Staphylococcus aureus has numerous virulence factors, including exotoxins that may increase the severity of infection. This study was aimed at assessing whether preexisting antibodies to S. aureus toxins are associated with a lower risk of sepsis in adults with S. aureus infection complicated by bacteremia.


We prospectively identified adults with S. aureus infection from 4 hospitals in Baltimore, MD, in 2009–2011. We obtained serum samples from prior to or at presentation of S. aureus bacteremia to measure total immunoglobulin G (IgG) and IgG antibody levels to 11 S. aureus exotoxins. Bacterial isolates were tested for the genes encoding S. aureus exotoxins using polymerase chain reaction (PCR).
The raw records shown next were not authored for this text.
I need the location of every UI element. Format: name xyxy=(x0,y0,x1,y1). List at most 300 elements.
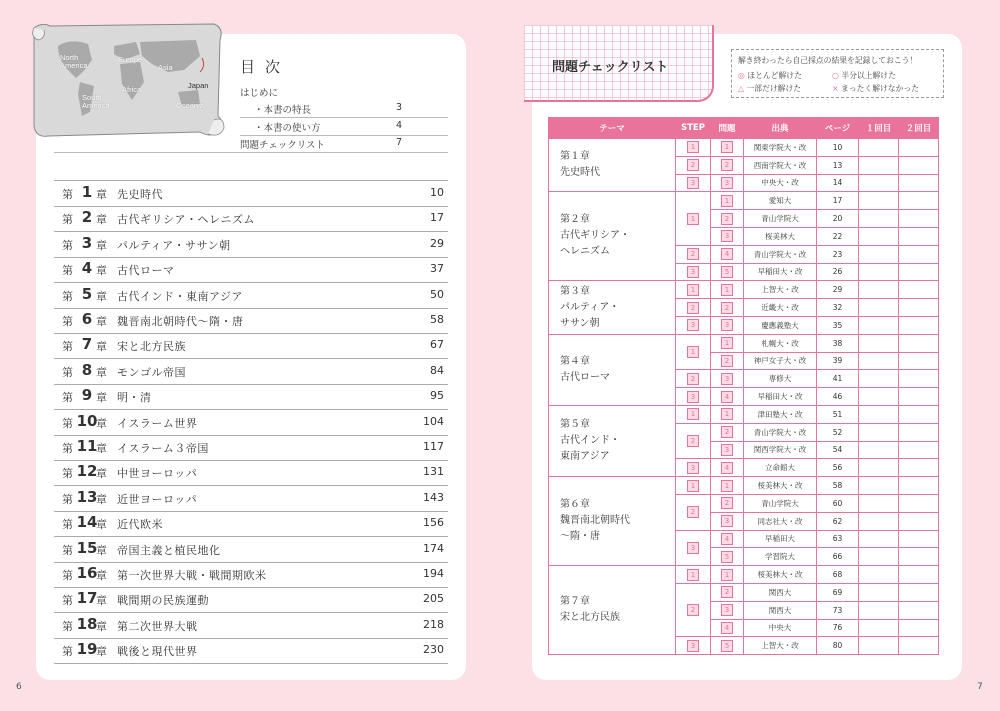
chapter-page: 84 xyxy=(430,363,444,377)
question-badge: 2 xyxy=(721,497,733,509)
chapter-number: 8 xyxy=(81,360,93,379)
question-cell xyxy=(711,530,744,548)
chapter-dai: 第 xyxy=(62,264,73,278)
chapter-dai: 第 xyxy=(62,492,73,506)
question-badge: 1 xyxy=(721,337,733,349)
chapter-number: 17 xyxy=(76,589,98,608)
chapter-page: 67 xyxy=(430,338,444,352)
first-attempt-cell[interactable] xyxy=(859,192,899,210)
chapter-row[interactable] xyxy=(54,206,448,232)
source-cell: 中央大 xyxy=(744,619,817,637)
checklist-row xyxy=(549,334,939,352)
chapter-row[interactable] xyxy=(54,537,448,563)
second-attempt-cell[interactable] xyxy=(899,352,939,370)
second-attempt-cell[interactable] xyxy=(899,174,939,192)
step-badge: 3 xyxy=(687,542,699,554)
chapter-title: 魏晋南北朝時代～隋・唐 xyxy=(117,315,244,328)
chapter-row[interactable] xyxy=(54,486,448,512)
first-attempt-cell[interactable] xyxy=(859,263,899,281)
question-badge: 2 xyxy=(721,355,733,367)
second-attempt-cell[interactable] xyxy=(899,334,939,352)
chapter-row[interactable] xyxy=(54,511,448,537)
step-cell xyxy=(676,192,711,245)
question-badge: 2 xyxy=(721,586,733,598)
step-badge: 3 xyxy=(687,177,699,189)
question-cell xyxy=(711,299,744,317)
first-attempt-cell[interactable] xyxy=(859,441,899,459)
chapter-row[interactable] xyxy=(54,384,448,410)
chapter-page: 104 xyxy=(423,414,444,428)
first-attempt-cell[interactable] xyxy=(859,477,899,495)
step-cell xyxy=(676,477,711,495)
question-cell xyxy=(711,601,744,619)
chapter-title: 近代欧米 xyxy=(117,518,163,532)
question-cell xyxy=(711,281,744,299)
first-attempt-cell[interactable] xyxy=(859,139,899,157)
chapter-row[interactable] xyxy=(54,308,448,334)
question-badge: 4 xyxy=(721,622,733,634)
column-header: 出典 xyxy=(744,118,817,139)
chapter-page: 156 xyxy=(423,516,444,530)
question-badge: 5 xyxy=(721,640,733,652)
step-badge: 1 xyxy=(687,346,699,358)
chapter-page: 17 xyxy=(430,211,444,225)
toc-title: 目次 xyxy=(240,58,291,76)
chapter-page: 230 xyxy=(423,643,444,657)
source-cell: 愛知大 xyxy=(744,192,817,210)
source-cell: 桜美林大・改 xyxy=(744,566,817,584)
page-cell: 39 xyxy=(817,352,859,370)
first-attempt-cell[interactable] xyxy=(859,494,899,512)
second-attempt-cell[interactable] xyxy=(899,405,939,423)
legend-text: 半分以上解けた xyxy=(841,71,896,80)
chapter-title: 古代インド・東南アジア xyxy=(117,289,244,303)
first-attempt-cell[interactable] xyxy=(859,227,899,245)
second-attempt-cell[interactable] xyxy=(899,619,939,637)
question-cell xyxy=(711,459,744,477)
question-badge: 1 xyxy=(721,569,733,581)
chapter-number: 10 xyxy=(76,411,98,430)
question-cell xyxy=(711,174,744,192)
first-attempt-cell[interactable] xyxy=(859,619,899,637)
first-attempt-cell[interactable] xyxy=(859,245,899,263)
chapter-page: 37 xyxy=(430,262,444,276)
page-cell: 35 xyxy=(817,316,859,334)
step-badge: 2 xyxy=(687,435,699,447)
second-attempt-cell[interactable] xyxy=(899,601,939,619)
question-cell xyxy=(711,370,744,388)
second-attempt-cell[interactable] xyxy=(899,316,939,334)
chapter-row[interactable] xyxy=(54,613,448,639)
legend-symbol: ○ xyxy=(832,71,839,80)
second-attempt-cell[interactable] xyxy=(899,548,939,566)
question-badge: 1 xyxy=(721,141,733,153)
self-score-legend xyxy=(731,49,944,98)
second-attempt-cell[interactable] xyxy=(899,583,939,601)
chapter-sho: 章 xyxy=(96,365,107,379)
first-attempt-cell[interactable] xyxy=(859,405,899,423)
chapter-page: 58 xyxy=(430,313,444,326)
second-attempt-cell[interactable] xyxy=(899,245,939,263)
second-attempt-cell[interactable] xyxy=(899,637,939,655)
page-cell: 32 xyxy=(817,299,859,317)
chapter-dai: 第 xyxy=(62,442,73,455)
first-attempt-cell[interactable] xyxy=(859,210,899,228)
theme-cell: 第１章 先史時代 xyxy=(549,139,676,192)
chapter-dai: 第 xyxy=(62,594,73,608)
step-badge: 3 xyxy=(687,319,699,331)
first-attempt-cell[interactable] xyxy=(859,512,899,530)
chapter-sho: 章 xyxy=(96,213,107,227)
source-cell: 青山学院大 xyxy=(744,210,817,228)
question-badge: 2 xyxy=(721,159,733,171)
first-attempt-cell[interactable] xyxy=(859,352,899,370)
column-header: ページ xyxy=(817,118,859,139)
label-japan: Japan xyxy=(188,81,209,90)
column-header: 問題 xyxy=(711,118,744,139)
step-badge: 2 xyxy=(687,506,699,518)
column-header: ２回目 xyxy=(899,118,939,139)
second-attempt-cell[interactable] xyxy=(899,566,939,584)
step-cell xyxy=(676,334,711,370)
intro-item-title: ・本書の使い方 xyxy=(254,123,321,134)
question-badge: 3 xyxy=(721,373,733,385)
legend-symbol: ◎ xyxy=(738,71,745,80)
second-attempt-cell[interactable] xyxy=(899,477,939,495)
column-header: １回目 xyxy=(859,118,899,139)
step-cell xyxy=(676,316,711,334)
step-cell xyxy=(676,530,711,566)
first-attempt-cell[interactable] xyxy=(859,316,899,334)
page-cell: 29 xyxy=(817,281,859,299)
source-cell: 同志社大・改 xyxy=(744,512,817,530)
legend-symbol: △ xyxy=(738,84,744,93)
question-badge: 5 xyxy=(721,551,733,563)
second-attempt-cell[interactable] xyxy=(899,423,939,441)
chapter-row[interactable] xyxy=(54,410,448,436)
label-north-america: North America xyxy=(60,53,88,70)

One hundred eligible subjects were included and 27 of them developed sepsis. When adjusted for total IgG levels and stratified for the presence of toxin in the infecting isolate as appropriate, the risk of sepsis was significantly lower in those patients with higher levels of IgG against α-hemolysin (Hla), δ-hemolysin (Hld), Panton Valentine leukocidin (PVL), staphylococcal enterotoxin C-1 (SEC-1), and phenol-soluble modulin α3 (PSM-α3).


Our results suggest that higher antibody levels against Hla, Hld, PVL, SEC-1, and PSM-α3 may protect against sepsis in patients with invasive S. aureus infections.